Gartner predicts that the global market will top $246 million in 2011 and grow at an five-year annual compound growth rate of 6 percent.

The numbers are a welcome rebound from 2009's 2.6 percent decline. Gartner analysts say that aging systems, higher demand for security products and alignment of software with business requirements are driving user spending in the infrastructure software market.

Enterprise software spending in North America is forecast at $110.8 billion for 2010, representing an 8.5 percent increase over 2009 revenues of $102 billion.

"Spending is not up to 2008 levels in terms of raw dollars," says Joanne Correia, managing vice president at Gartner, "but software took the lightest hit during the crisis, and a lot of people thought it would be worse." While new applications and projects placed on hold were reflected in numbers from SAP and Oracle, Correia says maintenance and software automation work in progress continued.

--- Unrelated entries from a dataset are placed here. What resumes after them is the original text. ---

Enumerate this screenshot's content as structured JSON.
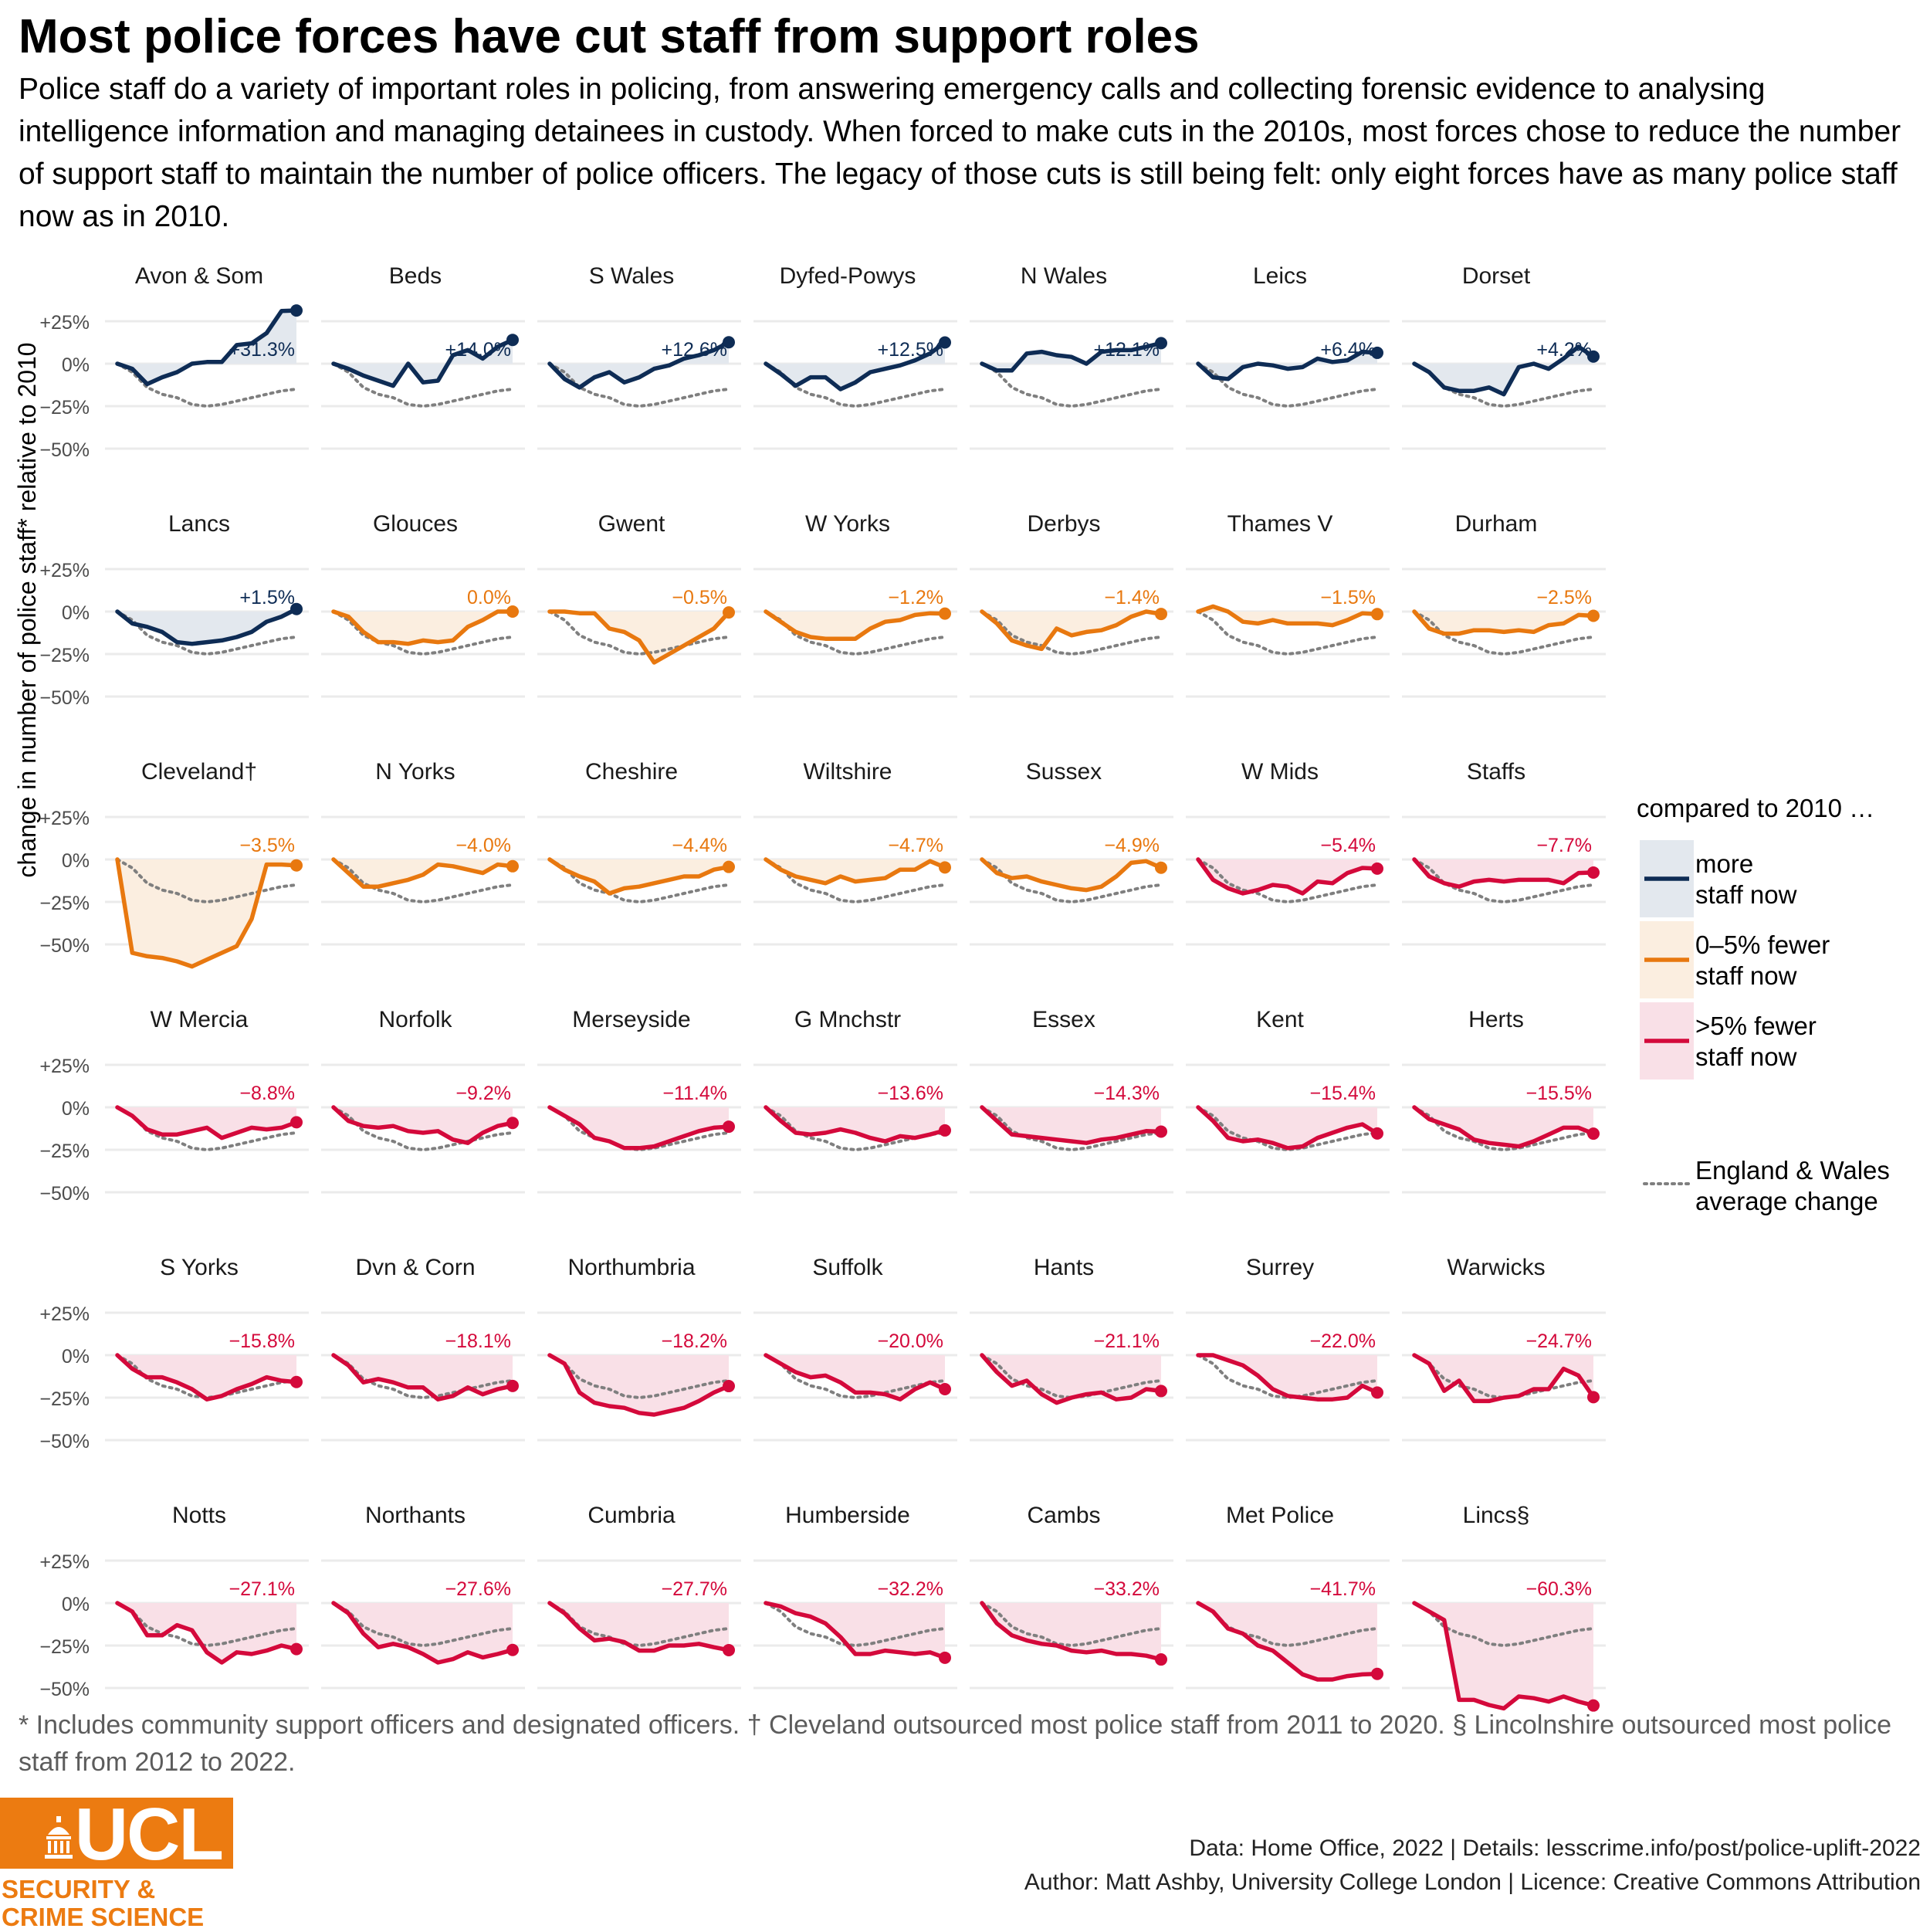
{
  "title": "Most police forces have cut staff from support roles",
  "subtitle": "Police staff do a variety of important roles in policing, from answering emergency calls and collecting forensic evidence to analysing intelligence information and managing detainees in custody. When forced to make cuts in the 2010s, most forces chose to reduce the number of support staff to maintain the number of police officers. The legacy of those cuts is still being felt: only eight forces have as many police staff now as in 2010.",
  "footnote": "* Includes community support officers and designated officers. † Cleveland outsourced most police staff from 2011 to 2020. § Lincolnshire outsourced most police staff from 2012 to 2022.",
  "credits": {
    "line1": "Data: Home Office, 2022 | Details: lesscrime.info/post/police-uplift-2022",
    "line2": "Author: Matt Ashby, University College London | Licence: Creative Commons Attribution"
  },
  "logo": {
    "word": "UCL",
    "line1": "SECURITY &",
    "line2": "CRIME SCIENCE",
    "dome_icon": "ucl-portico-icon"
  },
  "colors": {
    "more": "#0e2c55",
    "more_fill": "#e3e8ee",
    "mid": "#e8780f",
    "mid_fill": "#fbeee0",
    "less": "#d4093b",
    "less_fill": "#f9e0e7",
    "average": "#7f7f7f",
    "grid": "#ebebeb"
  },
  "chart_data": {
    "type": "line",
    "facets": "small multiples, 7 columns x 6 rows",
    "x": [
      "2010",
      "2011",
      "2012",
      "2013",
      "2014",
      "2015",
      "2016",
      "2017",
      "2018",
      "2019",
      "2020",
      "2021",
      "2022"
    ],
    "ylabel": "change in number of police staff* relative to 2010",
    "ylim": [
      -60,
      35
    ],
    "y_ticks": [
      25,
      0,
      -25,
      -50
    ],
    "y_tick_labels": [
      "+25%",
      "0%",
      "−25%",
      "−50%"
    ],
    "grid": true,
    "average": {
      "name": "England & Wales average change",
      "values": [
        0,
        -5,
        -14,
        -18,
        -20,
        -24,
        -25,
        -24,
        -22,
        -20,
        -18,
        -16,
        -15
      ]
    },
    "legend": {
      "title": "compared to 2010 …",
      "position": "right",
      "entries": [
        {
          "key": "more",
          "label_line1": "more",
          "label_line2": "staff now"
        },
        {
          "key": "mid",
          "label_line1": "0–5% fewer",
          "label_line2": "staff now"
        },
        {
          "key": "less",
          "label_line1": ">5% fewer",
          "label_line2": "staff now"
        }
      ],
      "average_label_line1": "England & Wales",
      "average_label_line2": "average change"
    },
    "series": [
      {
        "name": "Avon & Som",
        "group": "more",
        "label": "+31.3%",
        "values": [
          0,
          -3,
          -12,
          -8,
          -5,
          0,
          1,
          1,
          11,
          12,
          18,
          31,
          31.3
        ]
      },
      {
        "name": "Beds",
        "group": "more",
        "label": "+14.0%",
        "values": [
          0,
          -3,
          -7,
          -10,
          -13,
          0,
          -11,
          -10,
          5,
          8,
          3,
          10,
          14
        ]
      },
      {
        "name": "S Wales",
        "group": "more",
        "label": "+12.6%",
        "values": [
          0,
          -9,
          -14,
          -8,
          -5,
          -11,
          -8,
          -3,
          -1,
          3,
          5,
          8,
          12.6
        ]
      },
      {
        "name": "Dyfed-Powys",
        "group": "more",
        "label": "+12.5%",
        "values": [
          0,
          -6,
          -13,
          -8,
          -8,
          -15,
          -11,
          -5,
          -3,
          -1,
          2,
          6,
          12.5
        ]
      },
      {
        "name": "N Wales",
        "group": "more",
        "label": "+12.1%",
        "values": [
          0,
          -4,
          -4,
          6,
          7,
          5,
          4,
          0,
          7,
          8,
          8,
          10,
          12.1
        ]
      },
      {
        "name": "Leics",
        "group": "more",
        "label": "+6.4%",
        "values": [
          0,
          -8,
          -9,
          -2,
          0,
          -1,
          -3,
          -2,
          3,
          1,
          2,
          7,
          6.4
        ]
      },
      {
        "name": "Dorset",
        "group": "more",
        "label": "+4.2%",
        "values": [
          0,
          -5,
          -14,
          -16,
          -16,
          -14,
          -18,
          -2,
          0,
          -3,
          3,
          10,
          4.2
        ]
      },
      {
        "name": "Lancs",
        "group": "more",
        "label": "+1.5%",
        "values": [
          0,
          -7,
          -9,
          -12,
          -18,
          -19,
          -18,
          -17,
          -15,
          -12,
          -6,
          -3,
          1.5
        ]
      },
      {
        "name": "Glouces",
        "group": "mid",
        "label": "0.0%",
        "values": [
          0,
          -3,
          -12,
          -18,
          -18,
          -19,
          -17,
          -18,
          -17,
          -9,
          -5,
          0,
          0
        ]
      },
      {
        "name": "Gwent",
        "group": "mid",
        "label": "−0.5%",
        "values": [
          0,
          0,
          -1,
          -1,
          -10,
          -12,
          -17,
          -30,
          -25,
          -20,
          -15,
          -10,
          -0.5
        ]
      },
      {
        "name": "W Yorks",
        "group": "mid",
        "label": "−1.2%",
        "values": [
          0,
          -6,
          -12,
          -15,
          -16,
          -16,
          -16,
          -10,
          -6,
          -5,
          -2,
          -1,
          -1.2
        ]
      },
      {
        "name": "Derbys",
        "group": "mid",
        "label": "−1.4%",
        "values": [
          0,
          -7,
          -17,
          -20,
          -22,
          -10,
          -14,
          -12,
          -11,
          -8,
          -3,
          0,
          -1.4
        ]
      },
      {
        "name": "Thames V",
        "group": "mid",
        "label": "−1.5%",
        "values": [
          0,
          3,
          0,
          -6,
          -7,
          -5,
          -7,
          -7,
          -7,
          -8,
          -5,
          -1,
          -1.5
        ]
      },
      {
        "name": "Durham",
        "group": "mid",
        "label": "−2.5%",
        "values": [
          0,
          -10,
          -13,
          -13,
          -11,
          -11,
          -12,
          -11,
          -12,
          -8,
          -7,
          -2,
          -2.5
        ]
      },
      {
        "name": "Cleveland†",
        "group": "mid",
        "label": "−3.5%",
        "values": [
          0,
          -55,
          -57,
          -58,
          -60,
          -63,
          -59,
          -55,
          -51,
          -35,
          -3,
          -3,
          -3.5
        ]
      },
      {
        "name": "N Yorks",
        "group": "mid",
        "label": "−4.0%",
        "values": [
          0,
          -8,
          -16,
          -16,
          -14,
          -12,
          -9,
          -3,
          -4,
          -6,
          -8,
          -3,
          -4
        ]
      },
      {
        "name": "Cheshire",
        "group": "mid",
        "label": "−4.4%",
        "values": [
          0,
          -6,
          -10,
          -13,
          -20,
          -17,
          -16,
          -14,
          -12,
          -10,
          -10,
          -6,
          -4.4
        ]
      },
      {
        "name": "Wiltshire",
        "group": "mid",
        "label": "−4.7%",
        "values": [
          0,
          -6,
          -10,
          -12,
          -14,
          -10,
          -13,
          -12,
          -11,
          -6,
          -6,
          -1,
          -4.7
        ]
      },
      {
        "name": "Sussex",
        "group": "mid",
        "label": "−4.9%",
        "values": [
          0,
          -8,
          -11,
          -10,
          -13,
          -15,
          -17,
          -18,
          -16,
          -10,
          -2,
          -1,
          -4.9
        ]
      },
      {
        "name": "W Mids",
        "group": "less",
        "label": "−5.4%",
        "values": [
          0,
          -12,
          -17,
          -20,
          -18,
          -15,
          -16,
          -20,
          -13,
          -14,
          -8,
          -5,
          -5.4
        ]
      },
      {
        "name": "Staffs",
        "group": "less",
        "label": "−7.7%",
        "values": [
          0,
          -10,
          -14,
          -16,
          -13,
          -12,
          -13,
          -12,
          -12,
          -12,
          -14,
          -8,
          -7.7
        ]
      },
      {
        "name": "W Mercia",
        "group": "less",
        "label": "−8.8%",
        "values": [
          0,
          -5,
          -13,
          -16,
          -16,
          -14,
          -12,
          -18,
          -15,
          -12,
          -13,
          -12,
          -8.8
        ]
      },
      {
        "name": "Norfolk",
        "group": "less",
        "label": "−9.2%",
        "values": [
          0,
          -8,
          -11,
          -12,
          -11,
          -14,
          -15,
          -14,
          -19,
          -21,
          -15,
          -11,
          -9.2
        ]
      },
      {
        "name": "Merseyside",
        "group": "less",
        "label": "−11.4%",
        "values": [
          0,
          -5,
          -10,
          -18,
          -20,
          -24,
          -24,
          -23,
          -20,
          -17,
          -14,
          -12,
          -11.4
        ]
      },
      {
        "name": "G Mnchstr",
        "group": "less",
        "label": "−13.6%",
        "values": [
          0,
          -8,
          -15,
          -16,
          -15,
          -13,
          -15,
          -18,
          -20,
          -17,
          -18,
          -16,
          -13.6
        ]
      },
      {
        "name": "Essex",
        "group": "less",
        "label": "−14.3%",
        "values": [
          0,
          -8,
          -16,
          -17,
          -18,
          -19,
          -20,
          -21,
          -19,
          -18,
          -16,
          -14,
          -14.3
        ]
      },
      {
        "name": "Kent",
        "group": "less",
        "label": "−15.4%",
        "values": [
          0,
          -8,
          -18,
          -20,
          -19,
          -21,
          -24,
          -23,
          -18,
          -15,
          -12,
          -10,
          -15.4
        ]
      },
      {
        "name": "Herts",
        "group": "less",
        "label": "−15.5%",
        "values": [
          0,
          -7,
          -10,
          -13,
          -19,
          -21,
          -22,
          -23,
          -20,
          -16,
          -12,
          -12,
          -15.5
        ]
      },
      {
        "name": "S Yorks",
        "group": "less",
        "label": "−15.8%",
        "values": [
          0,
          -8,
          -13,
          -13,
          -16,
          -20,
          -26,
          -24,
          -20,
          -17,
          -13,
          -15,
          -15.8
        ]
      },
      {
        "name": "Dvn & Corn",
        "group": "less",
        "label": "−18.1%",
        "values": [
          0,
          -6,
          -16,
          -14,
          -16,
          -19,
          -19,
          -26,
          -24,
          -19,
          -23,
          -20,
          -18.1
        ]
      },
      {
        "name": "Northumbria",
        "group": "less",
        "label": "−18.2%",
        "values": [
          0,
          -5,
          -22,
          -28,
          -30,
          -31,
          -34,
          -35,
          -33,
          -31,
          -27,
          -22,
          -18.2
        ]
      },
      {
        "name": "Suffolk",
        "group": "less",
        "label": "−20.0%",
        "values": [
          0,
          -5,
          -10,
          -13,
          -12,
          -16,
          -22,
          -22,
          -23,
          -26,
          -20,
          -16,
          -20
        ]
      },
      {
        "name": "Hants",
        "group": "less",
        "label": "−21.1%",
        "values": [
          0,
          -10,
          -18,
          -15,
          -23,
          -28,
          -25,
          -23,
          -22,
          -26,
          -25,
          -20,
          -21.1
        ]
      },
      {
        "name": "Surrey",
        "group": "less",
        "label": "−22.0%",
        "values": [
          0,
          0,
          -3,
          -6,
          -12,
          -20,
          -24,
          -25,
          -26,
          -26,
          -25,
          -18,
          -22
        ]
      },
      {
        "name": "Warwicks",
        "group": "less",
        "label": "−24.7%",
        "values": [
          0,
          -5,
          -21,
          -15,
          -27,
          -27,
          -25,
          -24,
          -20,
          -20,
          -8,
          -12,
          -24.7
        ]
      },
      {
        "name": "Notts",
        "group": "less",
        "label": "−27.1%",
        "values": [
          0,
          -5,
          -19,
          -19,
          -13,
          -16,
          -29,
          -35,
          -29,
          -30,
          -28,
          -25,
          -27.1
        ]
      },
      {
        "name": "Northants",
        "group": "less",
        "label": "−27.6%",
        "values": [
          0,
          -6,
          -18,
          -26,
          -24,
          -26,
          -30,
          -35,
          -33,
          -29,
          -32,
          -30,
          -27.6
        ]
      },
      {
        "name": "Cumbria",
        "group": "less",
        "label": "−27.7%",
        "values": [
          0,
          -6,
          -15,
          -22,
          -21,
          -23,
          -28,
          -28,
          -25,
          -25,
          -24,
          -26,
          -27.7
        ]
      },
      {
        "name": "Humberside",
        "group": "less",
        "label": "−32.2%",
        "values": [
          0,
          -2,
          -6,
          -8,
          -12,
          -20,
          -30,
          -30,
          -28,
          -29,
          -30,
          -29,
          -32.2
        ]
      },
      {
        "name": "Cambs",
        "group": "less",
        "label": "−33.2%",
        "values": [
          0,
          -12,
          -19,
          -22,
          -24,
          -25,
          -28,
          -29,
          -28,
          -30,
          -30,
          -31,
          -33.2
        ]
      },
      {
        "name": "Met Police",
        "group": "less",
        "label": "−41.7%",
        "values": [
          0,
          -5,
          -15,
          -18,
          -25,
          -28,
          -35,
          -42,
          -45,
          -45,
          -43,
          -42,
          -41.7
        ]
      },
      {
        "name": "Lincs§",
        "group": "less",
        "label": "−60.3%",
        "values": [
          0,
          -5,
          -10,
          -57,
          -57,
          -60,
          -62,
          -55,
          -56,
          -58,
          -55,
          -58,
          -60.3
        ]
      }
    ]
  }
}
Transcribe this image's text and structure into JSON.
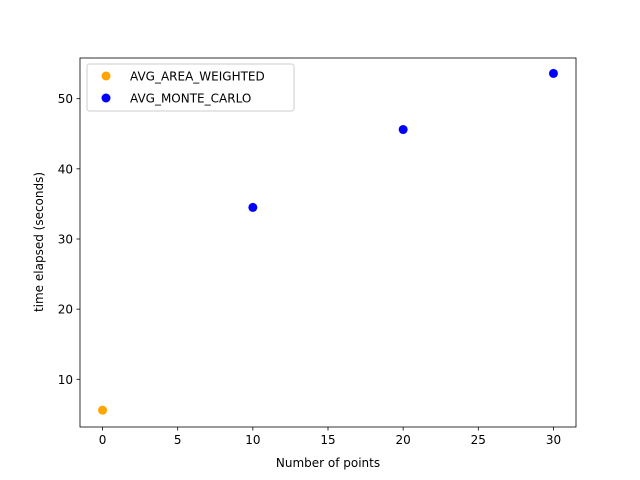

"One thing we were surprised by was that the operating system numbers that came in from Microsoft were higher than we expected in new licenses and the leap from XP Pro to Windows 7," she said.

Gartner analysts say strong enterprise software vendor earning reports indicate the growth in North America was responding to pent-up demand, was "significantly" loaded to the first half of the year and will taper in the last months of 2010.

Despite the loss of momentum, Correia says that key markets, such as virtualization, collaboration technology and security are expected to finish the year with double-digit growth.

"Virtualization brings more CPU power to the consolidations they're already going through, collaboration technologies are an obvious win when there are travel cost controls and enterprises will always spend money on security because they can't afford the data breaches."      

The Asia/Pacific region is predicted to see the greatest increase in 2010 spending at 13 percent, while Western Europe will lag with a five-year growth rate of just 2.7 percent.

Gartner analysts say the slow rebound in Western Europe is in stark contrast to Eastern Europe and the Middle East/Africa regions that bring huge gains to companies that invest in good years, but bring boom-and-bust cycles when recession arrives.